When Career & Education visited the Harrad Crescent, St Andrew school last week, little or no noise was heard, as the school has a population of roughly 80 students.
The grade six cohort has eight students who were all placed in traditional high schools.
But one girl, Rianna Blake, surprised herself and her teachers when she gained an average of 100 per cent in the exams, earning her a place at Immaculate Conception High -- her first choice.
Blake, who is also the head girl, said when she saw her results, words could not describe what she felt as she had worked towards it for the entire school year.
"I feel elated. The day before GSAT I told myself I was going to be the top girl. I had my rosary with me and I prayed and asked for God's guidance in the exam, so when I saw that I got perfect scores in everything, I was happy and thankful," Blake said.
For Blake, her greatest motivation was her family as she said they helped her to be more confident.
"My mom and dad always motivate me and tell me not to let anyone put me down. They usually say, 'do what you have to do and if you set your dreams now, you achieve it when you get older'," she said.
Class teacher Julian Gregory described the set as a unique and disciplined group who would set goals and work together to accomplish them without her having to dictate to them.
"We try our best to build their confidence and it's a disciplined group, and for a set of children they work with me and I have the support from their parents. Whatever they tell you they're going to do, they do it, and as their facilitator I don't have to tell them do this, do that. They come with their ideas, we have discussions, and we work towards goals," Gregory said.
Gregory said the students foster a sense of team spirit and help each other to grow.
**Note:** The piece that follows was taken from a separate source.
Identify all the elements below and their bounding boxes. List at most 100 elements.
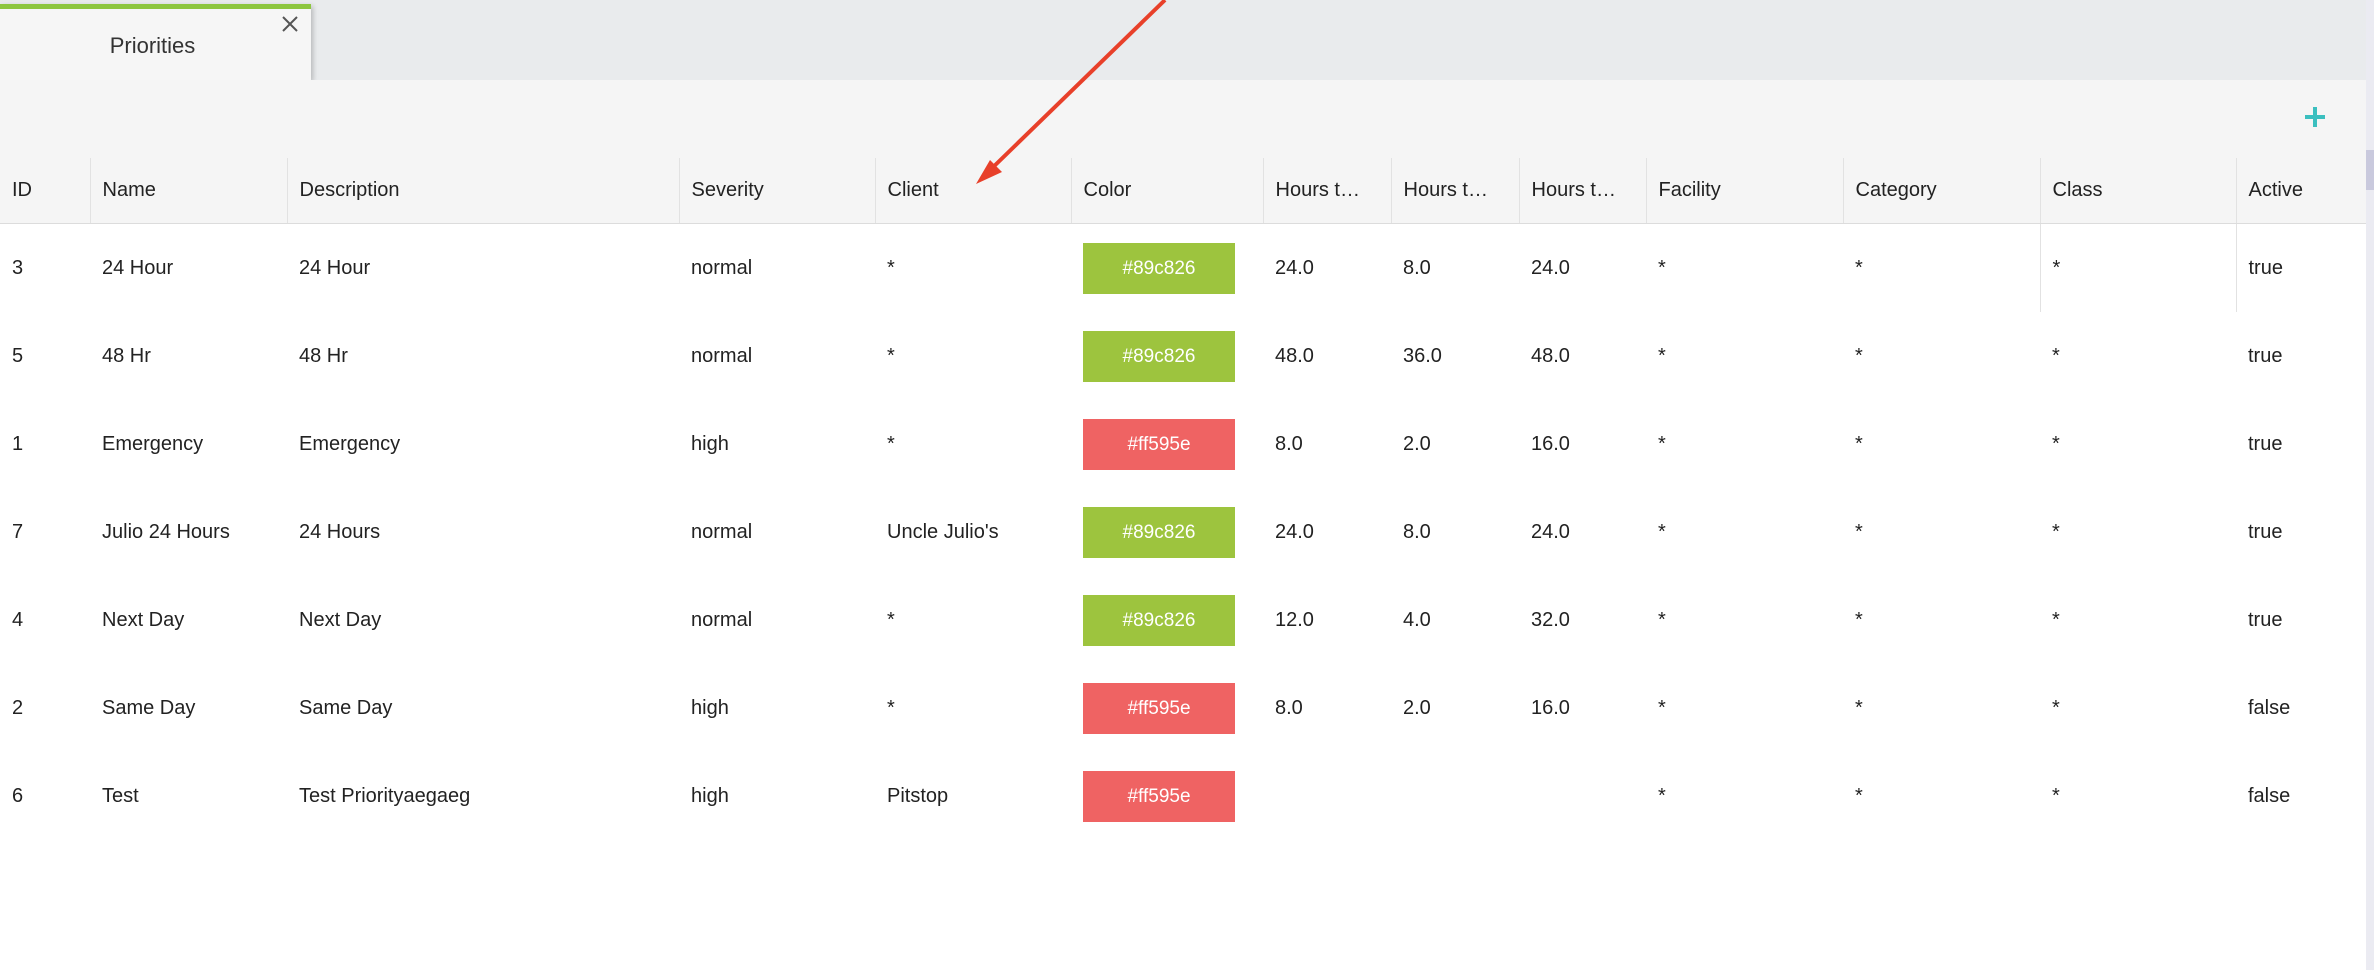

"The stronger ones help the weaker ones. Selfishness is not displayed and they all want to learn," she said.
Moreover, the preparation process for the exams, according to Gregory, required the group to be at school between the hours of 7:00 am to 4:00 pm, an expansion of their usual 8:00 to 2:00 pm day.
But Gregory said the students did not mind because they have now reaped the benefits.
"Some were not scoring 90s and they had to be given extra help on a Friday. When the results came, six got full marks in communication tasks. I like to see children achieve and I made sure to go the extra mile with them. We would revise the grade four and five syllabus as that's part of the GSAT syllabus, and go all out on the grade six syllabus especially the communication tasks which can be challenging," Gregory said.
Blake added that apart from having a revision book for these classes, they would form small groups and study while incorporating educational games, research, book reports and book reviews to help with the communication tasks.
Cecile Jarrett, principal, said she expected good results from the students as she has always told them that they can do well.
"The concept of getting 100 per cent was always enkindled in them. They know they could go beyond excellence and whatever their best turned out to be, that's what we would laud," Jarrett said.
The principal added that this year's cohort was disciplined and mature in their thinking, and served as good role models for the rest of the school.
Blake, like Jarrett, said she has no limits on her life.
"My mom says the sky is the limit, but my principal says there is no limit, therefore I don't plan to limit myself," said Blake.
St John the Baptist Preparatory School last year earned a spot in the top 64 preparatory schools in Jamaica in a study done by think tank, Educate Jamaica.